Short notes

SSB Modulation Short Notes

In a long-distance HF radio link running at 10 MHz, SSB-SC is preferred over AM because it cuts the transmitted bandwidth from 10 kHz down to 5 kHz and eliminates the carrier entirely, saving nearly two-thirds of the power. The Balanced Modulator IC — often built around an MC1496 — produces a DSB-SC signal first, and then a sharp sideband filter removes the unwanted sideband to leave only USB or LSB.

ECE, EI

How it works

The MC1496 multiplies the carrier and message signals together, producing sum and difference frequency components at fc+fm and fc−fm with the carrier suppressed below −50 dBc. A crystal filter centred at 455 kHz then passes only one sideband. The Phase method alternatively uses two 90° phase-shifted paths — Hilbert transform of the baseband signal — and cancels the unwanted sideband by subtraction. Bandwidth is strictly fm(max), so a 3 kHz voice signal occupies exactly 3 kHz of spectrum.

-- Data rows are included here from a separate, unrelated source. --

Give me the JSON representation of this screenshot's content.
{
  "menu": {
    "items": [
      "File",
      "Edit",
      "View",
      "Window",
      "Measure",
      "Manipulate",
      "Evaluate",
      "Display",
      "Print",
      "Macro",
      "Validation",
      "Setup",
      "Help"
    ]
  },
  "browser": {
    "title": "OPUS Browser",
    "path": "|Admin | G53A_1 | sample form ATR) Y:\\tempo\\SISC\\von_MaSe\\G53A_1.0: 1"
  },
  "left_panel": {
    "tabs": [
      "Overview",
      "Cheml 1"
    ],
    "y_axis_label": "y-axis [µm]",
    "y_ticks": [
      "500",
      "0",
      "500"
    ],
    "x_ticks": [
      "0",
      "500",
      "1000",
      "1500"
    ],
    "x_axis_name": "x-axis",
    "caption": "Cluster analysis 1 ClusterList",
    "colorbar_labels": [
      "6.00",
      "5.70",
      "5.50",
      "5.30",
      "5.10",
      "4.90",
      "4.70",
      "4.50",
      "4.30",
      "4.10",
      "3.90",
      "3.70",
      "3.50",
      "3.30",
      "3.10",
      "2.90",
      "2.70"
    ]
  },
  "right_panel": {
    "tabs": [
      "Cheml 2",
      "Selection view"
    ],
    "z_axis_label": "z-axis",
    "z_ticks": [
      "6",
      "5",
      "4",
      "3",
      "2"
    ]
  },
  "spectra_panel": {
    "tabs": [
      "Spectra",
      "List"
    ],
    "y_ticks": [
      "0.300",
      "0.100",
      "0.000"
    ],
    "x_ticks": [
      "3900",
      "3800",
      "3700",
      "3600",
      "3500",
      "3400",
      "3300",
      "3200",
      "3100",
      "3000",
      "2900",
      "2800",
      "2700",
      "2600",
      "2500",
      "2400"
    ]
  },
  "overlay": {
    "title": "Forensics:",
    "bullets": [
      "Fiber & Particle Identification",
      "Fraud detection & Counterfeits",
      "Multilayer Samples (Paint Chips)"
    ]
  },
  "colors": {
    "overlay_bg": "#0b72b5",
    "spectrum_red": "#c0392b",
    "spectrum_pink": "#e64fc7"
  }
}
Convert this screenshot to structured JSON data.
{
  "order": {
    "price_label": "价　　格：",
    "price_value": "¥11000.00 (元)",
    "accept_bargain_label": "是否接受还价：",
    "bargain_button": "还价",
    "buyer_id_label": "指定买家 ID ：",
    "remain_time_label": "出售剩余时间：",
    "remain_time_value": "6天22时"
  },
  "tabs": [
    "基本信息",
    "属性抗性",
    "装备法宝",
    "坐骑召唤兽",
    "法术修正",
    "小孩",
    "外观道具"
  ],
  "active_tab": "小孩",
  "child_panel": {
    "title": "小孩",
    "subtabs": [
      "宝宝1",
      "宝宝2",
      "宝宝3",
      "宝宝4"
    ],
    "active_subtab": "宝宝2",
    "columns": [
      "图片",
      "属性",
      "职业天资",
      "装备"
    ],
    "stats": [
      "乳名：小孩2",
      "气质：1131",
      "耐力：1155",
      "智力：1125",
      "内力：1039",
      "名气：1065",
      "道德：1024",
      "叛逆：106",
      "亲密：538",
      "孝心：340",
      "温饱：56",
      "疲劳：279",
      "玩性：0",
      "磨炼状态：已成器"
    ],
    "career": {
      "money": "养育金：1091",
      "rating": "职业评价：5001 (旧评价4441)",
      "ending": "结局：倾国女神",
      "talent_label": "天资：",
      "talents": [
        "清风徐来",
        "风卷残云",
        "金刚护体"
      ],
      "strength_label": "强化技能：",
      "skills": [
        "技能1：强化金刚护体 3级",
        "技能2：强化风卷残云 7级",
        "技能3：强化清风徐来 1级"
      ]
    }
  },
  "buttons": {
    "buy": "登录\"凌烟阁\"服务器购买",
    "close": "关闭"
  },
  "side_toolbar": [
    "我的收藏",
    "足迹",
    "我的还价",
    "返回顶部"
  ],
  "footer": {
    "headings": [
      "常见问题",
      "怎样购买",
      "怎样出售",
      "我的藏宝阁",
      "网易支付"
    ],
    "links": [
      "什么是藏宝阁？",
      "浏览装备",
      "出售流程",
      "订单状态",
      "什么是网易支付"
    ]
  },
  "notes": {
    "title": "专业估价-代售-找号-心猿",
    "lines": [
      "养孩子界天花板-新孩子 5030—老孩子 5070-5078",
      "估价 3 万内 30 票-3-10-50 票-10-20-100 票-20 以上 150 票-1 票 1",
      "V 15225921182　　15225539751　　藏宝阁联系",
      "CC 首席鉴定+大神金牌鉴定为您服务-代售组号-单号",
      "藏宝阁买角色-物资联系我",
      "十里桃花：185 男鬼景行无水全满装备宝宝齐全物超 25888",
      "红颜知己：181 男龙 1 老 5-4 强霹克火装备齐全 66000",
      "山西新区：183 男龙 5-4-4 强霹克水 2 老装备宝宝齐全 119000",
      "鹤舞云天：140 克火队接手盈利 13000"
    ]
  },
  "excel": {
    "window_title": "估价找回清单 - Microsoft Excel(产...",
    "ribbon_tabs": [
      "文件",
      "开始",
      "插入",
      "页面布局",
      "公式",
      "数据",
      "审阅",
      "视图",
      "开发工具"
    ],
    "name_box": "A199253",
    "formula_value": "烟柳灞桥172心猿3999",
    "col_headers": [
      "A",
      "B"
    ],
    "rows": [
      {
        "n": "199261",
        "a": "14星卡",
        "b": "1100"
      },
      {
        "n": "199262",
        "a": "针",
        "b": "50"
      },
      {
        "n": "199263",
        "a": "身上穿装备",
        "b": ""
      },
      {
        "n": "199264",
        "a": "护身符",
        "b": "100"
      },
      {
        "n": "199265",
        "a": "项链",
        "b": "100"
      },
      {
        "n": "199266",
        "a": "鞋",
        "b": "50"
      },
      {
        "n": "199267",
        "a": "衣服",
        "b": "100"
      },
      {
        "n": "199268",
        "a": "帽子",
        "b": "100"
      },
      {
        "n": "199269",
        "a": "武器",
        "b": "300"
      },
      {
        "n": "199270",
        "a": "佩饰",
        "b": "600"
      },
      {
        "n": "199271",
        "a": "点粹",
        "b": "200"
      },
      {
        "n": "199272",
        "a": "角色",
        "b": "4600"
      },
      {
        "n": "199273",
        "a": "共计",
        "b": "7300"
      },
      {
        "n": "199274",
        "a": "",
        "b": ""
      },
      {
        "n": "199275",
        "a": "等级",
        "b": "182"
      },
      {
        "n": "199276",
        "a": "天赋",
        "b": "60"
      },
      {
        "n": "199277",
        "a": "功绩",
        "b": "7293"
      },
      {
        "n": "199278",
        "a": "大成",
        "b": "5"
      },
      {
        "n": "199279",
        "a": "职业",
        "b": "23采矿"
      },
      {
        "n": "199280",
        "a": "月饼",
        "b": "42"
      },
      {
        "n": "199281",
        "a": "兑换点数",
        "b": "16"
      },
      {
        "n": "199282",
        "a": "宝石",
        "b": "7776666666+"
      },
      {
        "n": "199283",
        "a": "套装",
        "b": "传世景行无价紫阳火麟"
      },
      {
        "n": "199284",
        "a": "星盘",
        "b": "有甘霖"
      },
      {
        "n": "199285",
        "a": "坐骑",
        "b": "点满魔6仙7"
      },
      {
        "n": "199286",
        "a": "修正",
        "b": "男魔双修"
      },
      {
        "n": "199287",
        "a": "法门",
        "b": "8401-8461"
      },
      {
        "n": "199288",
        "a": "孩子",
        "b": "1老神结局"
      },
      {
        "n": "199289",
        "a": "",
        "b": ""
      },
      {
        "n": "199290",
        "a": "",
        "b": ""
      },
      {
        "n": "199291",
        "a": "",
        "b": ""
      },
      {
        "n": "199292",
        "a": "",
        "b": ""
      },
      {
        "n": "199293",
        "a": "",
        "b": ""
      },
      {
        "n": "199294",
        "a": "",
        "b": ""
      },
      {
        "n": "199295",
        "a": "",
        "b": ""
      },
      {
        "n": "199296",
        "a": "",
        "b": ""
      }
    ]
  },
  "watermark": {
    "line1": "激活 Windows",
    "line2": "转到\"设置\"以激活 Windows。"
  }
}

Power efficiency is maximum because all transmitted power carries information.

Key points to remember

SSB requires exactly half the bandwidth of DSB and no carrier power is wasted, so the power saving compared to conventional AM can exceed 83% for a single tone. Suppressed carrier level should be at least 40 dB below peak sideband power. Two generation methods appear in every syllabus: the Filter Method using a 455 kHz IF crystal filter, and the Phase Cancellation Method. Demodulation needs carrier reinsertion — a BFO at the receiver adds back the missing carrier. Figure of merit for SSB is 1, the best among all analog modulation schemes.

Exam tip

The examiner always asks you to compare SSB power efficiency with AM and DSB-SC — memorise that SSB saves 83% power for a single-tone message and be ready to derive it from the AM power equation.